Are returns guaranteed?

No. Past performance, projections, target returns, financial estimates, examples, and forward-looking statements are not guarantees of future results.

Any projections or targets are based on assumptions that may prove incorrect. Actual results may differ materially from expectations.

What should investors review before investing?

Investors should review all deal materials, offering documents, subscription agreements, operating agreements, risk factors, fees, conflicts, and tax considerations before investing.

Investors should also conduct their own independent diligence and consult their own financial, legal, tax, and accounting advisers.

Important Disclosures

CapitalPad does not provide personalized investment, legal, tax, accounting, financial, or other professional advice. Information on this website and materials made available through CapitalPad are provided for informational purposes only and should not be construed as a recommendation to purchase or sell any security.

Nothing on this website constitutes an offer to sell, or a solicitation of an offer to buy, any security. Any investment will be made only through the applicable offering documents, subscription agreement, and related materials, which will control in the event of any conflict with website content.

Private investments made through CapitalPad are speculative, illiquid, and involve a high degree of risk, including the possible loss of all invested capital. Securities may be unregistered, restricted, not listed on any exchange, and subject to transfer limitations. There may be no secondary market. Investments are not FDIC insured, not bank guaranteed, and may lose value.

Past performance, projections, target returns, financial estimates, examples, and forward-looking statements are not guarantees of future results. Historical profitability does not guarantee future performance. Portfolio companies may underperform, distributions may be reduced or delayed, and exits may occur later than expected or not at all.

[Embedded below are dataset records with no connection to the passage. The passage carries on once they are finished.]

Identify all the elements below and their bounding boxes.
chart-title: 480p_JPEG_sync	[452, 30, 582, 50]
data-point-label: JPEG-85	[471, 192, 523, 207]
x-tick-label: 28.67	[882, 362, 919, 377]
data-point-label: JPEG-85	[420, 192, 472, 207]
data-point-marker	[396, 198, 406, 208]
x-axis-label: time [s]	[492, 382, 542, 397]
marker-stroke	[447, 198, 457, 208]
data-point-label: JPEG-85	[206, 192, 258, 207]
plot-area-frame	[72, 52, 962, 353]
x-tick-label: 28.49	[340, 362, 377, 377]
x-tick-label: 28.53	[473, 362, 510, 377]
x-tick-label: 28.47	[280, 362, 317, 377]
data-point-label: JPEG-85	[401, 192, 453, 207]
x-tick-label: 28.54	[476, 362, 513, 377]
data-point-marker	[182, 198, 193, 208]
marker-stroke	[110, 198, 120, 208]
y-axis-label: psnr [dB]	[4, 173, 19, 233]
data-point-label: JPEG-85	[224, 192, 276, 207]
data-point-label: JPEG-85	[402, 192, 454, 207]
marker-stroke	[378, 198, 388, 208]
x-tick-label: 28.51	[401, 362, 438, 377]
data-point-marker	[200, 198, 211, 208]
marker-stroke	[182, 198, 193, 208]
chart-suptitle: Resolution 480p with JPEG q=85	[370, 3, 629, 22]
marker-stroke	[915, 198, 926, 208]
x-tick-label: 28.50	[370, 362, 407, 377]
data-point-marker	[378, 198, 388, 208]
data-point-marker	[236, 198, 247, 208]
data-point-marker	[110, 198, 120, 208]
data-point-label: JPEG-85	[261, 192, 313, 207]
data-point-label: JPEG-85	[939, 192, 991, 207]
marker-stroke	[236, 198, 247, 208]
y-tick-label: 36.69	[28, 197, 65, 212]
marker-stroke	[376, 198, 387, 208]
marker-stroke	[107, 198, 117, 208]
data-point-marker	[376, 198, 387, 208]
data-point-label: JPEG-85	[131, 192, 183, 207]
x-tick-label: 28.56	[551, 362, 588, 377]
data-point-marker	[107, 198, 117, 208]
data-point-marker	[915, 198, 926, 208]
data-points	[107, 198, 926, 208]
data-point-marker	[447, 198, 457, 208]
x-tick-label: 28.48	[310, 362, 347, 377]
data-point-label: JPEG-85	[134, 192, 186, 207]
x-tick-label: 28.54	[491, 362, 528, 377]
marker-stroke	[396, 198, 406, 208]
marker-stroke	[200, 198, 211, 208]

CapitalPad may rely on information supplied by sponsors, issuers, management teams, service providers, and other third parties. CapitalPad does not guarantee the accuracy, completeness, or adequacy of any information, projections, valuations, diligence materials, or other materials provided in connection with any potential investment opportunity.

Investors should review all deal materials, conduct their own diligence, and consult their own advisers before investing. CapitalPad and its affiliates may receive fees, carried interest, or other economic benefits and may have conflicts of interest, each of which will be disclosed in the applicable offering materials. Nothing in these disclosures is intended to waive any rights that cannot be waived under applicable securities laws.